明治150年を記念して、神戸市長田区のインターネットラジオ局、FMわぃわぃの奄美専門チャンネル「南の風」は、7月から「奄美にとって明治150年を問う」と題し、シリーズ番組を放送する。初回の放送は7月21日午後5時~同6時。

番組を企画したのは「南の風」パーソナリティーの大橋愛由等さん。
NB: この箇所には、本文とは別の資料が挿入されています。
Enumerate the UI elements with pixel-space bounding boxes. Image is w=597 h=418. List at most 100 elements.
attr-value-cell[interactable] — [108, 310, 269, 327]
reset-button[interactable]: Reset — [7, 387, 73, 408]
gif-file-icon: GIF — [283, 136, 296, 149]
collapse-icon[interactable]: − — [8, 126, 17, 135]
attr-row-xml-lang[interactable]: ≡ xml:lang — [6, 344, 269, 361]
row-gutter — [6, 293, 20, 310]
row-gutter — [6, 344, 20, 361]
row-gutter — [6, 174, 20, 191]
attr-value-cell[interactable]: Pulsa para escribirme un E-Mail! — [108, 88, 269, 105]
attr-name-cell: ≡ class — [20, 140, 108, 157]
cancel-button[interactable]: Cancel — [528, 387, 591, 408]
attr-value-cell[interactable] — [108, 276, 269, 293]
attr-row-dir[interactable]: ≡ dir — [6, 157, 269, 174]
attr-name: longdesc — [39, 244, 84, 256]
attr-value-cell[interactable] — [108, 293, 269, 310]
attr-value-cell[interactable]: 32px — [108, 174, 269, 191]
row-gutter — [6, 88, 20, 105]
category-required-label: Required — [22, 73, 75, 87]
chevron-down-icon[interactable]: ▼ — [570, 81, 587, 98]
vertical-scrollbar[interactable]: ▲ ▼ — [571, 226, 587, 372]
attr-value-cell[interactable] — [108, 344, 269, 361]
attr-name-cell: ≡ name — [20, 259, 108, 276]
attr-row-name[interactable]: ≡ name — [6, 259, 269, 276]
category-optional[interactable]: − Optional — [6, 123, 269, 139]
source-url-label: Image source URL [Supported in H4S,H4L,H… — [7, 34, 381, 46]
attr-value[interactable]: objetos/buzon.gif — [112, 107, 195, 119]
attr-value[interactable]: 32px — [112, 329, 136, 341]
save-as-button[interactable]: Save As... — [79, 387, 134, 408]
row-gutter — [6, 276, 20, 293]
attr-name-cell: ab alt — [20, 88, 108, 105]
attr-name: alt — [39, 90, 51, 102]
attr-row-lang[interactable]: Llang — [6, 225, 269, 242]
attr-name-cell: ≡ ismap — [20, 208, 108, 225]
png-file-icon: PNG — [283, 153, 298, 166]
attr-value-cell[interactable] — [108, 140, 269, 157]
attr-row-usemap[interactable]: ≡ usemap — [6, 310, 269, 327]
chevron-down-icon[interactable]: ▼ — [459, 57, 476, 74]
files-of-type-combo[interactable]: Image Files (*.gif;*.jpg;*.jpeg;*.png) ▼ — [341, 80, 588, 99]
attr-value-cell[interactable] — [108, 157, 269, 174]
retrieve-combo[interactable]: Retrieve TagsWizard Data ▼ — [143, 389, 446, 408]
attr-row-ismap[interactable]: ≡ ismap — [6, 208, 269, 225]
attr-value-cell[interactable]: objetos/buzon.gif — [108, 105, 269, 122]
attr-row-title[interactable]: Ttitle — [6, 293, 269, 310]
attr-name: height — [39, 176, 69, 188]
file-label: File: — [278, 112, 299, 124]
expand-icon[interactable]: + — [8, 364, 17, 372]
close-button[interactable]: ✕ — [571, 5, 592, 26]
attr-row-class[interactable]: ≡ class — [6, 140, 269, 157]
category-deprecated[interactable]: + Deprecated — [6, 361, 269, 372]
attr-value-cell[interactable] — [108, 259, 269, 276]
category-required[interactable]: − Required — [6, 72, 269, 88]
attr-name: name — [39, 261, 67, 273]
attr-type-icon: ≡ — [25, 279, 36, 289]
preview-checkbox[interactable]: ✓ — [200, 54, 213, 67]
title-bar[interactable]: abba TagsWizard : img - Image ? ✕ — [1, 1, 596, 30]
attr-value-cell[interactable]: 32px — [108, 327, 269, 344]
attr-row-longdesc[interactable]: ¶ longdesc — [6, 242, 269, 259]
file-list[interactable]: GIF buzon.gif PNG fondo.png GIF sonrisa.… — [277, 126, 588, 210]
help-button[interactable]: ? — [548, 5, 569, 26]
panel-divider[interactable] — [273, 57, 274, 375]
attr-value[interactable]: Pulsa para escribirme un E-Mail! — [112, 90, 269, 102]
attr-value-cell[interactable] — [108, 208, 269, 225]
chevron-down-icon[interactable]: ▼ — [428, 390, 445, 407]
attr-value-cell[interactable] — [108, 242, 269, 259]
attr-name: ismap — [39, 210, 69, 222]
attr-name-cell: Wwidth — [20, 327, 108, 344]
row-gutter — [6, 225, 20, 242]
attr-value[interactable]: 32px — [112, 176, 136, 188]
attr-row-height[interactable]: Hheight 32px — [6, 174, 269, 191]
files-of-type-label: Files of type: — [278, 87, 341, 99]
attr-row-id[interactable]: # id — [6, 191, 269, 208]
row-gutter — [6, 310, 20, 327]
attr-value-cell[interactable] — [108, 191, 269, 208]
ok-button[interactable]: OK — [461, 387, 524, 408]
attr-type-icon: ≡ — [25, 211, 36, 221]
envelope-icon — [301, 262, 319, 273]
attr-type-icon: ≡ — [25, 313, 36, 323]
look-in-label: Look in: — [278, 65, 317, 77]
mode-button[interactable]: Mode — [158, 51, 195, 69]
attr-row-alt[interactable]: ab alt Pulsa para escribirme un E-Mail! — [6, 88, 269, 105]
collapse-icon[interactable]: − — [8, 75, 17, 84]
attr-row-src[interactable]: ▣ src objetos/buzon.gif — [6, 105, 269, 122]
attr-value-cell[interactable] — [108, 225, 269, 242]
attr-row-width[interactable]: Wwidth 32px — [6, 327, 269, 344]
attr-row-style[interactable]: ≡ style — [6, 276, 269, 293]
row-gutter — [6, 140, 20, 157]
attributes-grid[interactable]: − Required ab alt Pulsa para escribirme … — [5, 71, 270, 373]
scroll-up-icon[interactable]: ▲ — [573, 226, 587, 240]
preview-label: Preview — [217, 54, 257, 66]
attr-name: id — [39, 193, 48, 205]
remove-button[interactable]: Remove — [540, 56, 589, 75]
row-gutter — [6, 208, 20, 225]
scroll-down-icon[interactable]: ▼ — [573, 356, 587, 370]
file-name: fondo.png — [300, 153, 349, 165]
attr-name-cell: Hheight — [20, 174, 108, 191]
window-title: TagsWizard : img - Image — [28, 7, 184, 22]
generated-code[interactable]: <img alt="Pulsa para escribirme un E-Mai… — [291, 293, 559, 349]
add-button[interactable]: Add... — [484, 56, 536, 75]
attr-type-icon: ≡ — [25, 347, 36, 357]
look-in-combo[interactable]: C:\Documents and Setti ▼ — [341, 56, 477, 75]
「鹿児島県は〝維新勝ち組〟の薩長土肥と連帯していくつかの記念行事を開催しているが、奄美の明治150年はそうした勝ち組の追想とまったく様相が異なる。日本各地にいくつもの150年があっていいのではないか」と語る。

番組は奄美そのものについてと、出身者の阪神における動向に関する語りも含まれているのが特徴だ。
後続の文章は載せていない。